First of all, let me quote paragraph 2 from section 7.1.1 Definition of terms of the C standard we use:
The decimal-point character is the character used by functions that convert floating-point numbers to or from character sequences to denote the beginning of the fractional part of such character sequences. It is represented in the text and examples by a period, but may be changed by the
setlocale
function.
So, we are right in that printf
should consult to locale.
But then, let's also go to 7.11.1.1 The setlocale
function and read paragraph 4:
At program startup, the equivalent of
setlocale(LC_ALL, "C");
is executed.
This means that every Cesium program that adheres the C standard should have an equivalent of the default "C" locale set on by default. I believe that one is most commonly associated with the culture-invariant environment in other C implementations; for now I didn't look it up in the standard, but that's the common practice, so let's stick with that for now.
So, should we just do something like CultureInfo.CurrentCulture = InvariantCulture
in the main
function by default? I think we should.
While we are at it, let's also review the current number formatting code and whatnot (and either fix in scope of this issue or extract into a separate one), and check whether it follows the standard.
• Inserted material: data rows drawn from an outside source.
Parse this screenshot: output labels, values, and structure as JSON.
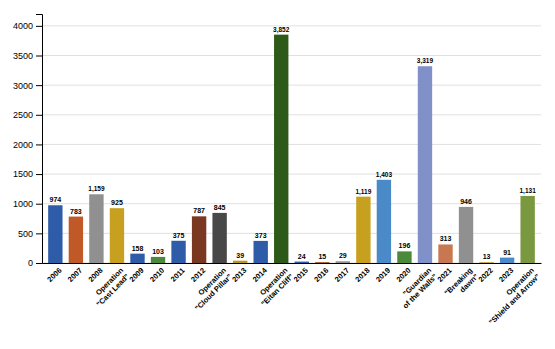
{
  "chart_data": {
    "type": "bar",
    "categories": [
      "2006",
      "2007",
      "2008",
      "Operation\n\"Cast Lead\"",
      "2009",
      "2010",
      "2011",
      "2012",
      "Operation\n\"Cloud Pillar\"",
      "2013",
      "2014",
      "Operation\n\"Eitan Cliff\"",
      "2015",
      "2016",
      "2017",
      "2018",
      "2019",
      "2020",
      "\"Guardian\nof the Walls\"",
      "2021",
      "\"Breaking\ndawn\"",
      "2022",
      "2023",
      "Operation\n\"Shield and Arrow\""
    ],
    "values": [
      974,
      783,
      1159,
      925,
      158,
      103,
      375,
      787,
      845,
      39,
      373,
      3852,
      24,
      15,
      29,
      1119,
      1403,
      196,
      3319,
      313,
      946,
      13,
      91,
      1131
    ],
    "value_labels": [
      "974",
      "783",
      "1,159",
      "925",
      "158",
      "103",
      "375",
      "787",
      "845",
      "39",
      "373",
      "3,852",
      "24",
      "15",
      "29",
      "1,119",
      "1,403",
      "196",
      "3,319",
      "313",
      "946",
      "13",
      "91",
      "1,131"
    ],
    "colors": [
      "#2e5ca8",
      "#c05828",
      "#909090",
      "#c8a020",
      "#2e5ca8",
      "#4a8a3a",
      "#2e5ca8",
      "#7a3820",
      "#484848",
      "#b89820",
      "#2e5ca8",
      "#2d5a18",
      "#2e5ca8",
      "#9e5820",
      "#909090",
      "#c8a020",
      "#4a8ac8",
      "#4a8a3a",
      "#8090c8",
      "#c87850",
      "#909090",
      "#b89820",
      "#4a8ac8",
      "#7a9840"
    ],
    "ylim": [
      0,
      4200
    ],
    "yticks": [
      0,
      500,
      1000,
      1500,
      2000,
      2500,
      3000,
      3500,
      4000
    ],
    "grid": true,
    "data_labels": true
  }
}
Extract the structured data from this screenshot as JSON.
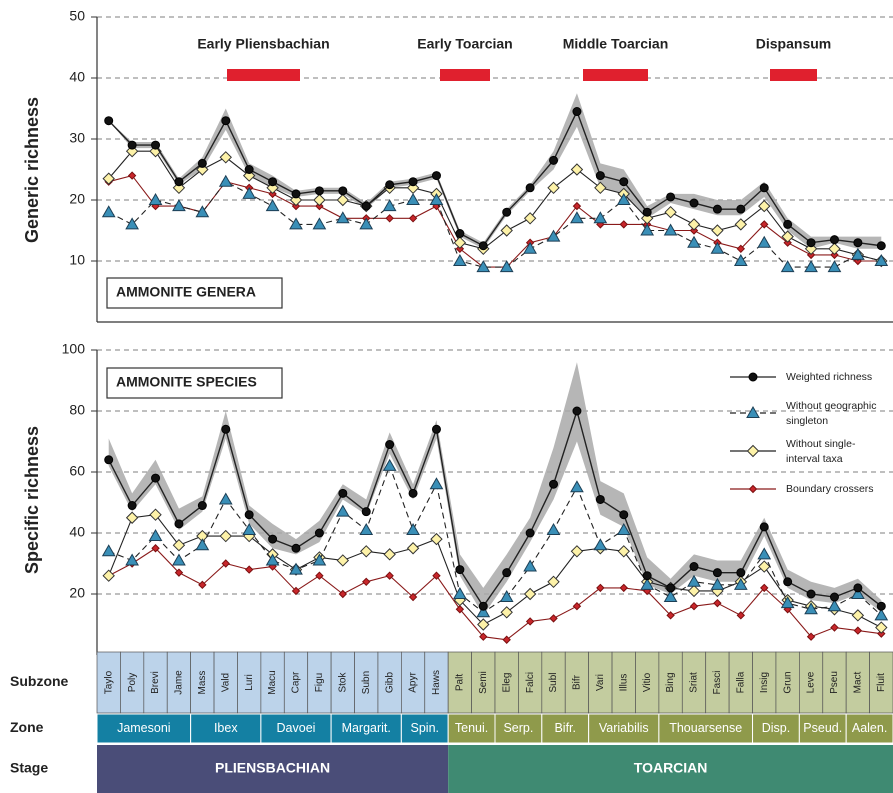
{
  "chart_data": [
    {
      "type": "line",
      "ylabel": "Generic richness",
      "panel_label": "AMMONITE GENERA",
      "categories": [
        "Taylo",
        "Poly",
        "Brevi",
        "Jame",
        "Mass",
        "Vald",
        "Luri",
        "Macu",
        "Capr",
        "Figu",
        "Stok",
        "Subn",
        "Gibb",
        "Apyr",
        "Haws",
        "Palt",
        "Semi",
        "Eleg",
        "Falci",
        "Subl",
        "Bifr",
        "Vari",
        "Illus",
        "Vitio",
        "Bing",
        "Sriat",
        "Fasci",
        "Falla",
        "Insig",
        "Grun",
        "Leve",
        "Pseu",
        "Mact",
        "Fluit"
      ],
      "ylim": [
        0,
        50
      ],
      "yticks": [
        10,
        20,
        30,
        40,
        50
      ],
      "grid": true,
      "annotations": [
        "Early Pliensbachian",
        "Early Toarcian",
        "Middle Toarcian",
        "Dispansum"
      ],
      "annotation_color": "#e0202e",
      "band": {
        "color": "#a9a9a9",
        "upper": [
          33,
          29.5,
          29.5,
          23.5,
          27,
          35,
          26,
          24,
          21.5,
          22,
          22,
          19.5,
          23,
          23.5,
          24.5,
          15,
          13,
          18.5,
          22.5,
          28,
          37.5,
          26,
          25,
          19,
          21,
          21,
          20,
          20,
          23,
          17,
          14,
          14,
          14,
          14
        ],
        "lower": [
          33,
          28.5,
          28.5,
          22.5,
          25,
          31.5,
          24,
          22,
          20.5,
          21,
          21,
          18.5,
          22,
          22.5,
          23.5,
          14,
          12,
          17.5,
          21.5,
          25,
          32,
          22,
          21,
          17,
          19.5,
          18.5,
          17.5,
          17.5,
          20.5,
          15,
          12,
          13,
          12,
          12
        ]
      },
      "series": [
        {
          "marker": "circle",
          "color": "#111111",
          "values": [
            33,
            29,
            29,
            23,
            26,
            33,
            25,
            23,
            21,
            21.5,
            21.5,
            19,
            22.5,
            23,
            24,
            14.5,
            12.5,
            18,
            22,
            26.5,
            34.5,
            24,
            23,
            18,
            20.5,
            19.5,
            18.5,
            18.5,
            22,
            16,
            13,
            13.5,
            13,
            12.5
          ]
        },
        {
          "marker": "triangle",
          "color": "#3a8fb7",
          "dashed": true,
          "values": [
            18,
            16,
            20,
            19,
            18,
            23,
            21,
            19,
            16,
            16,
            17,
            16,
            19,
            20,
            20,
            10,
            9,
            9,
            12,
            14,
            17,
            17,
            20,
            15,
            15,
            13,
            12,
            10,
            13,
            9,
            9,
            9,
            11,
            10
          ]
        },
        {
          "marker": "diamond",
          "color": "#fdf2a8",
          "values": [
            23.5,
            28,
            28,
            22,
            25,
            27,
            24,
            22,
            20,
            20,
            20,
            19,
            22,
            22,
            21,
            13,
            12,
            15,
            17,
            22,
            25,
            22,
            21,
            17,
            18,
            16,
            15,
            16,
            19,
            14,
            12,
            12,
            11,
            10
          ]
        },
        {
          "marker": "small-diamond",
          "color": "#c8262b",
          "values": [
            23,
            24,
            19,
            19,
            18,
            23,
            22,
            21,
            19,
            19,
            17,
            17,
            17,
            17,
            19,
            12,
            9,
            9,
            13,
            14,
            19,
            16,
            16,
            16,
            15,
            15,
            13,
            12,
            16,
            13,
            11,
            11,
            10,
            10
          ]
        }
      ]
    },
    {
      "type": "line",
      "ylabel": "Specific richness",
      "panel_label": "AMMONITE SPECIES",
      "ylim": [
        0,
        100
      ],
      "yticks": [
        20,
        40,
        60,
        80,
        100
      ],
      "grid": true,
      "legend": "top-right",
      "band": {
        "color": "#a9a9a9",
        "upper": [
          71,
          53,
          64,
          48,
          52,
          80,
          49,
          43,
          38,
          44,
          56,
          51,
          73,
          56,
          77,
          33,
          22,
          33,
          45,
          68,
          96,
          57,
          53,
          32,
          25,
          33,
          31,
          31,
          45,
          28,
          24,
          22,
          25,
          18
        ],
        "lower": [
          62,
          47,
          56,
          41,
          47,
          71,
          43,
          35,
          33,
          37,
          51,
          46,
          66,
          51,
          71,
          26,
          13,
          24,
          37,
          51,
          70,
          46,
          42,
          23,
          20,
          26,
          24,
          24,
          39,
          22,
          18,
          17,
          20,
          14
        ]
      },
      "series": [
        {
          "name": "Weighted richness",
          "marker": "circle",
          "color": "#111111",
          "values": [
            64,
            49,
            58,
            43,
            49,
            74,
            46,
            38,
            35,
            40,
            53,
            47,
            69,
            53,
            74,
            28,
            16,
            27,
            40,
            56,
            80,
            51,
            46,
            26,
            22,
            29,
            27,
            27,
            42,
            24,
            20,
            19,
            22,
            16
          ]
        },
        {
          "name": "Without geographic singleton",
          "marker": "triangle",
          "color": "#3a8fb7",
          "dashed": true,
          "values": [
            34,
            31,
            39,
            31,
            36,
            51,
            41,
            31,
            28,
            31,
            47,
            41,
            62,
            41,
            56,
            20,
            14,
            19,
            29,
            41,
            55,
            36,
            41,
            23,
            19,
            24,
            23,
            23,
            33,
            17,
            15,
            16,
            20,
            13
          ]
        },
        {
          "name": "Without single-interval taxa",
          "marker": "diamond",
          "color": "#fdf2a8",
          "values": [
            26,
            45,
            46,
            36,
            39,
            39,
            39,
            33,
            28,
            32,
            31,
            34,
            33,
            35,
            38,
            18,
            10,
            14,
            20,
            24,
            34,
            35,
            34,
            24,
            22,
            21,
            21,
            24,
            29,
            18,
            16,
            15,
            13,
            9
          ]
        },
        {
          "name": "Boundary crossers",
          "marker": "small-diamond",
          "color": "#c8262b",
          "values": [
            26,
            30,
            35,
            27,
            23,
            30,
            28,
            29,
            21,
            26,
            20,
            24,
            26,
            19,
            26,
            15,
            6,
            5,
            11,
            12,
            16,
            22,
            22,
            21,
            13,
            16,
            17,
            13,
            22,
            15,
            6,
            9,
            8,
            7
          ]
        }
      ]
    }
  ],
  "strat_table": {
    "row_labels": [
      "Subzone",
      "Zone",
      "Stage"
    ],
    "zones": [
      "Jamesoni",
      "Ibex",
      "Davoei",
      "Margarit.",
      "Spin.",
      "Tenui.",
      "Serp.",
      "Bifr.",
      "Variabilis",
      "Thouarsense",
      "Disp.",
      "Pseud.",
      "Aalen."
    ],
    "stages": [
      "PLIENSBACHIAN",
      "TOARCIAN"
    ]
  }
}
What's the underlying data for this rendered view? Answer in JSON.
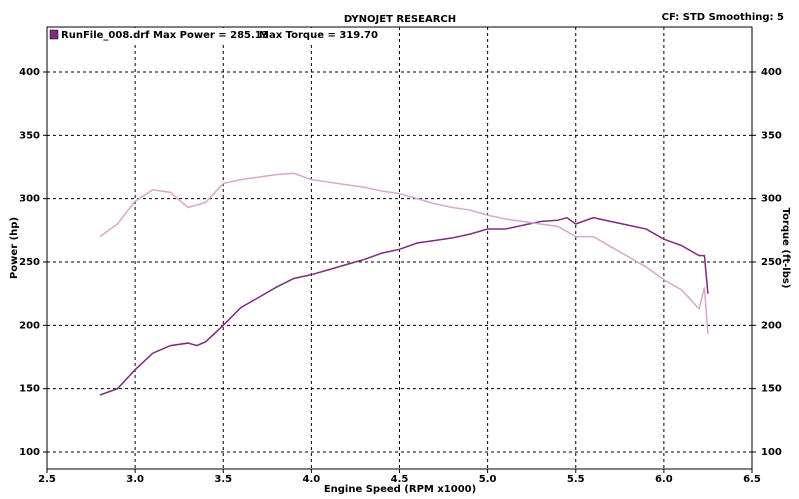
{
  "chart_data": {
    "type": "line",
    "title": "DYNOJET RESEARCH",
    "subtitle": "CF: STD  Smoothing: 5",
    "annotations": [
      "RunFile_008.drf Max Power = 285.13",
      "Max Torque = 319.70"
    ],
    "xlabel": "Engine Speed (RPM x1000)",
    "ylabel": "Power (hp)",
    "y2label": "Torque (ft-lbs)",
    "xlim": [
      2.5,
      6.5
    ],
    "xticks": [
      2.5,
      {
        "value": 3,
        "label": "3.0"
      },
      3.5,
      {
        "value": 4,
        "label": "4.0"
      },
      4.5,
      {
        "value": 5,
        "label": "5.0"
      },
      5.5,
      {
        "value": 6,
        "label": "6.0"
      },
      6.5
    ],
    "ylim": [
      86.6,
      435.5
    ],
    "yticks": [
      100,
      150,
      200,
      250,
      300,
      350,
      400
    ],
    "y2lim": [
      86.6,
      435.5
    ],
    "y2ticks": [
      100,
      150,
      200,
      250,
      300,
      350,
      400
    ],
    "grid": true,
    "series": [
      {
        "color": "#7b2c7e",
        "axis": "y",
        "x": [
          2.8,
          2.9,
          3.0,
          3.1,
          3.2,
          3.3,
          3.35,
          3.4,
          3.5,
          3.6,
          3.7,
          3.8,
          3.9,
          4.0,
          4.1,
          4.2,
          4.3,
          4.4,
          4.5,
          4.6,
          4.7,
          4.8,
          4.9,
          5.0,
          5.1,
          5.2,
          5.3,
          5.4,
          5.45,
          5.5,
          5.6,
          5.7,
          5.8,
          5.9,
          6.0,
          6.1,
          6.2,
          6.23,
          6.25
        ],
        "values": [
          145,
          150,
          165,
          178,
          184,
          186,
          184,
          187,
          200,
          214,
          222,
          230,
          237,
          240,
          244,
          248,
          252,
          257,
          260,
          265,
          267,
          269,
          272,
          276,
          276,
          279,
          282,
          283,
          285,
          280,
          285,
          282,
          279,
          276,
          268,
          263,
          255,
          255,
          225
        ]
      },
      {
        "color": "#d9a6cf",
        "axis": "y2",
        "x": [
          2.8,
          2.9,
          3.0,
          3.1,
          3.2,
          3.3,
          3.4,
          3.5,
          3.6,
          3.7,
          3.8,
          3.9,
          4.0,
          4.1,
          4.2,
          4.3,
          4.4,
          4.5,
          4.6,
          4.7,
          4.8,
          4.9,
          5.0,
          5.1,
          5.2,
          5.3,
          5.4,
          5.5,
          5.6,
          5.7,
          5.8,
          5.9,
          6.0,
          6.1,
          6.2,
          6.23,
          6.25
        ],
        "values": [
          270,
          280,
          298,
          307,
          305,
          293,
          297,
          312,
          315,
          317,
          319,
          320,
          315,
          313,
          311,
          309,
          306,
          304,
          300,
          296,
          293,
          291,
          287,
          284,
          282,
          280,
          278,
          270,
          270,
          262,
          254,
          246,
          236,
          228,
          213,
          230,
          193
        ]
      }
    ]
  }
}
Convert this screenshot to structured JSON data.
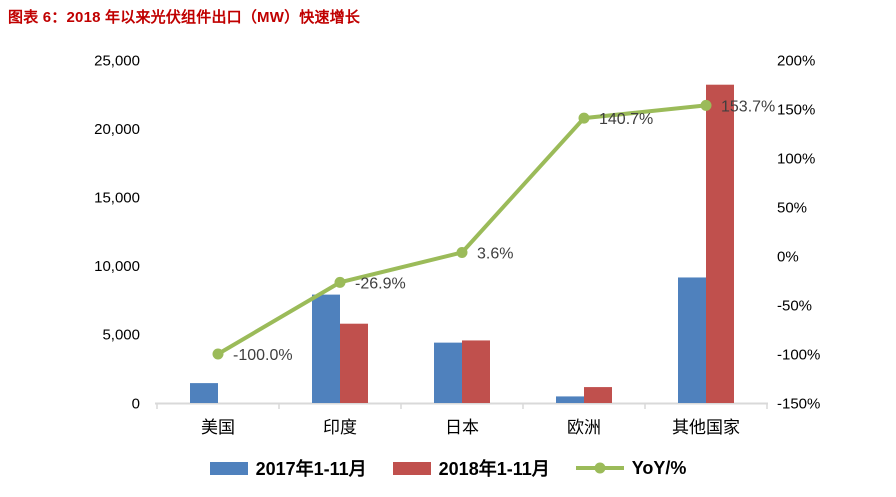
{
  "title": {
    "text": "图表 6：2018 年以来光伏组件出口（MW）快速增长",
    "color": "#C00000"
  },
  "chart_data": {
    "type": "bar",
    "subtype": "combo-bar-line-dual-axis",
    "categories": [
      "美国",
      "印度",
      "日本",
      "欧洲",
      "其他国家"
    ],
    "series": [
      {
        "name": "2017年1-11月",
        "type": "bar",
        "axis": "left",
        "color": "#4F81BD",
        "values": [
          1450,
          7900,
          4400,
          480,
          9150
        ]
      },
      {
        "name": "2018年1-11月",
        "type": "bar",
        "axis": "left",
        "color": "#C0504D",
        "values": [
          0,
          5780,
          4560,
          1160,
          23200
        ]
      },
      {
        "name": "YoY/%",
        "type": "line",
        "axis": "right",
        "color": "#9BBB59",
        "values": [
          -100.0,
          -26.9,
          3.6,
          140.7,
          153.7
        ],
        "point_labels": [
          "-100.0%",
          "-26.9%",
          "3.6%",
          "140.7%",
          "153.7%"
        ]
      }
    ],
    "left_axis": {
      "min": 0,
      "max": 25000,
      "step": 5000,
      "tick_labels": [
        "0",
        "5,000",
        "10,000",
        "15,000",
        "20,000",
        "25,000"
      ]
    },
    "right_axis": {
      "min": -150,
      "max": 200,
      "step": 50,
      "tick_labels": [
        "-150%",
        "-100%",
        "-50%",
        "0%",
        "50%",
        "100%",
        "150%",
        "200%"
      ]
    },
    "grid": false,
    "legend_position": "bottom",
    "tick_label_color": "#000000",
    "point_label_color": "#3F3F3F",
    "axis_line_color": "#D9D9D9"
  }
}
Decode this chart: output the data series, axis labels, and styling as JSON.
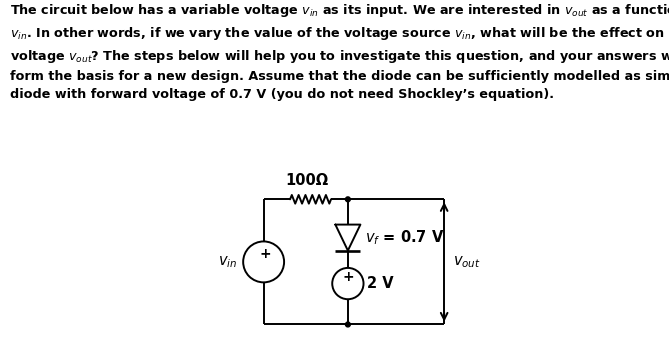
{
  "resistor_label": "100Ω",
  "diode_label": "$v_f$ = 0.7 V",
  "voltage_source_label": "2 V",
  "vin_label": "$v_{in}$",
  "vout_label": "$v_{out}$",
  "plus_sign": "+",
  "bg_color": "#ffffff",
  "line_color": "#000000",
  "text_color": "#000000",
  "font_size_text": 9.2,
  "font_size_circuit": 10.5,
  "lw": 1.4,
  "text_line1": "The circuit below has a variable voltage $v_{in}$ as its input. We are interested in $v_{out}$ as a function of",
  "text_line2": "$v_{in}$. In other words, if we vary the value of the voltage source $v_{in}$, what will be the effect on the",
  "text_line3": "voltage $v_{out}$? The steps below will help you to investigate this question, and your answers will",
  "text_line4": "form the basis for a new design. Assume that the diode can be sufficiently modelled as simple",
  "text_line5": "diode with forward voltage of 0.7 V (you do not need Shockley’s equation)."
}
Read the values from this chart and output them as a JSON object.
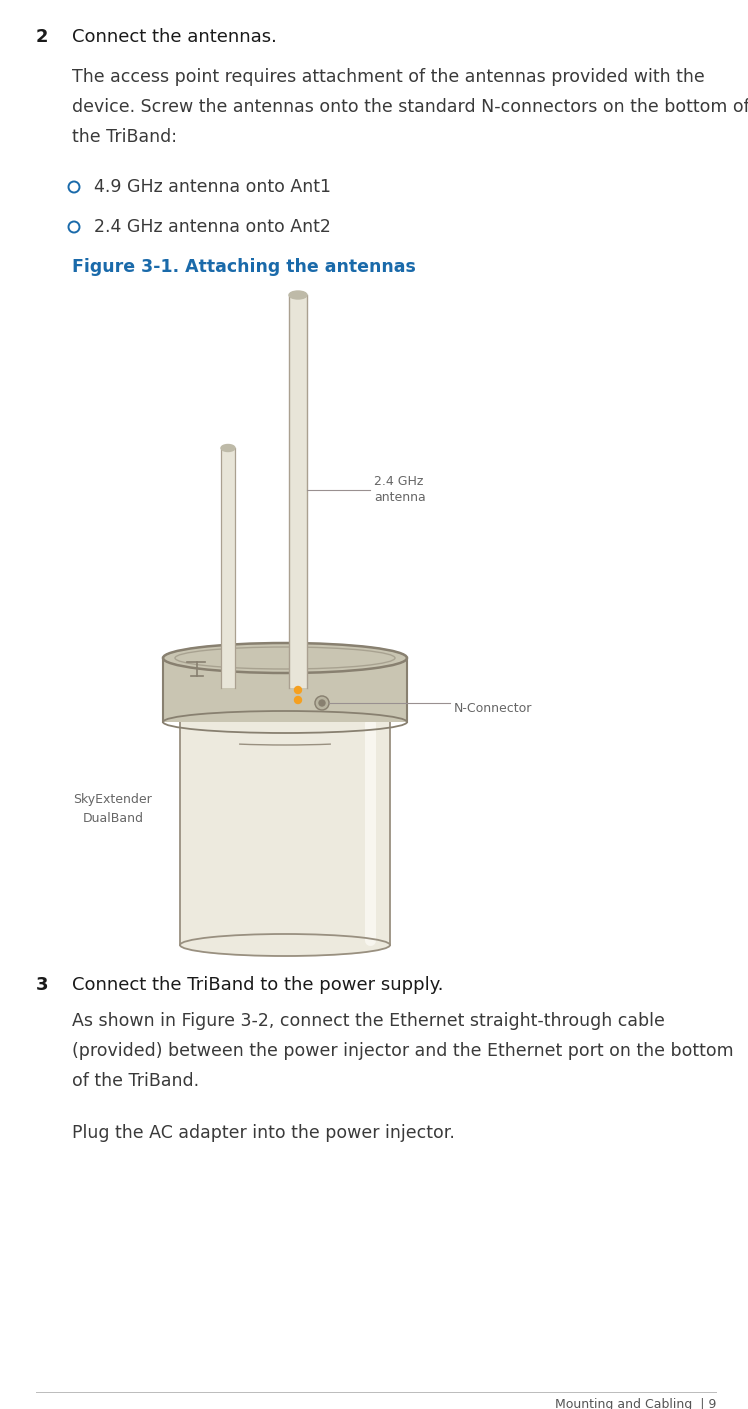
{
  "bg_color": "#ffffff",
  "step2_number": "2",
  "step2_heading": "Connect the antennas.",
  "step2_body_line1": "The access point requires attachment of the antennas provided with the",
  "step2_body_line2": "device. Screw the antennas onto the standard N-connectors on the bottom of",
  "step2_body_line3": "the TriBand:",
  "bullet1": "4.9 GHz antenna onto Ant1",
  "bullet2": "2.4 GHz antenna onto Ant2",
  "figure_caption": "Figure 3-1. Attaching the antennas",
  "label_24ghz_line1": "2.4 GHz",
  "label_24ghz_line2": "antenna",
  "label_nconn": "N-Connector",
  "label_sky1": "SkyExtender",
  "label_sky2": "DualBand",
  "step3_number": "3",
  "step3_heading": "Connect the TriBand to the power supply.",
  "step3_body1_line1": "As shown in Figure 3-2, connect the Ethernet straight-through cable",
  "step3_body1_line2": "(provided) between the power injector and the Ethernet port on the bottom",
  "step3_body1_line3": "of the TriBand.",
  "step3_body2": "Plug the AC adapter into the power injector.",
  "footer": "Mounting and Cabling  | 9",
  "heading_color": "#1a1a1a",
  "body_color": "#3a3a3a",
  "bullet_dot_color": "#1a6aaa",
  "figure_caption_color": "#1a6aaa",
  "label_color": "#666666",
  "footer_color": "#555555",
  "plate_fill": "#c9c5b2",
  "plate_edge": "#888070",
  "body_fill": "#edeade",
  "body_edge": "#999080",
  "ant_fill": "#e8e5d8",
  "ant_edge": "#aaa090",
  "ant_cap": "#bebaa8",
  "orange_dot": "#f5a020",
  "nconn_fill": "#b8b4a0",
  "nconn_edge": "#888070",
  "line_color": "#999090"
}
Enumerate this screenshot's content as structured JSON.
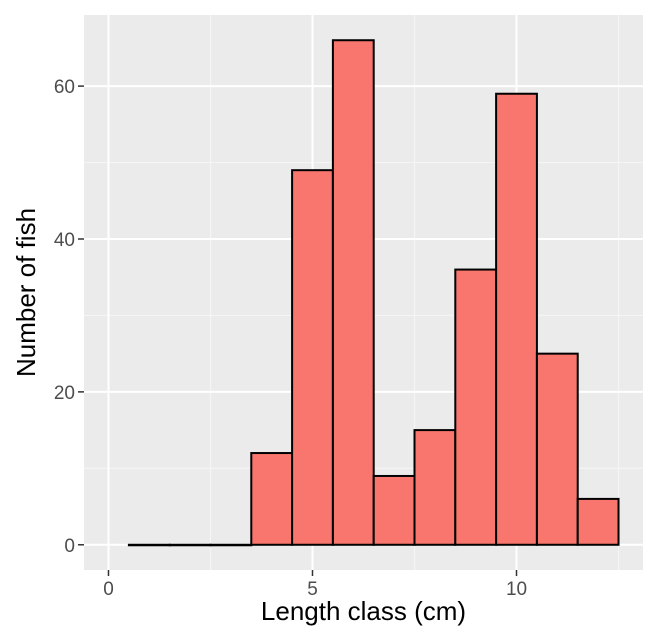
{
  "chart_data": {
    "type": "bar",
    "xlabel": "Length class (cm)",
    "ylabel": "Number of fish",
    "bin_width": 1,
    "bins": [
      {
        "x": 1,
        "count": 0
      },
      {
        "x": 2,
        "count": 0
      },
      {
        "x": 3,
        "count": 0
      },
      {
        "x": 4,
        "count": 12
      },
      {
        "x": 5,
        "count": 49
      },
      {
        "x": 6,
        "count": 66
      },
      {
        "x": 7,
        "count": 9
      },
      {
        "x": 8,
        "count": 15
      },
      {
        "x": 9,
        "count": 36
      },
      {
        "x": 10,
        "count": 59
      },
      {
        "x": 11,
        "count": 25
      },
      {
        "x": 12,
        "count": 6
      }
    ],
    "xlim": [
      -0.6,
      13.1
    ],
    "ylim": [
      -3.3,
      69.3
    ],
    "x_ticks": [
      0,
      5,
      10
    ],
    "x_tick_labels": [
      "0",
      "5",
      "10"
    ],
    "y_ticks": [
      0,
      20,
      40,
      60
    ],
    "y_tick_labels": [
      "0",
      "20",
      "40",
      "60"
    ],
    "grid": true,
    "colors": {
      "bar_fill": "#F8766D",
      "bar_stroke": "#000000",
      "panel_background": "#EBEBEB",
      "grid_major": "#FFFFFF"
    }
  }
}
In particular, the standard (see section 7.23.6.1 The fprintf
function, paragraph 8) requires us to use the format [-]ddd.ddd
(where the .
character is the decimal-point character as outlined above). While .NET's formatting is able to do more rich stuff than that (like custom -
sign or custom thousand separators, gosh even custom digits are supported in a convoluted way), we should limit it to only doing what's permitted by the standard.
What's an easy way to test Cesium on Linux if I don't have it? QEMU, VirtualBox or WSL? I have an idea how to solve this problem, but there's no point in embarking on it without being able to quickly test this on linux.
The easiest way (supposing you are on Windows) is WSL, but why do you need that exactly? I'd say that it should be enough to just implement the proposal, and let the tests to do the rest.
Is Cesium.Runtime targeting NetStandard 2.0 only used for NetFramework4 builds?
I think that in theory also for Mono, but why are you asking?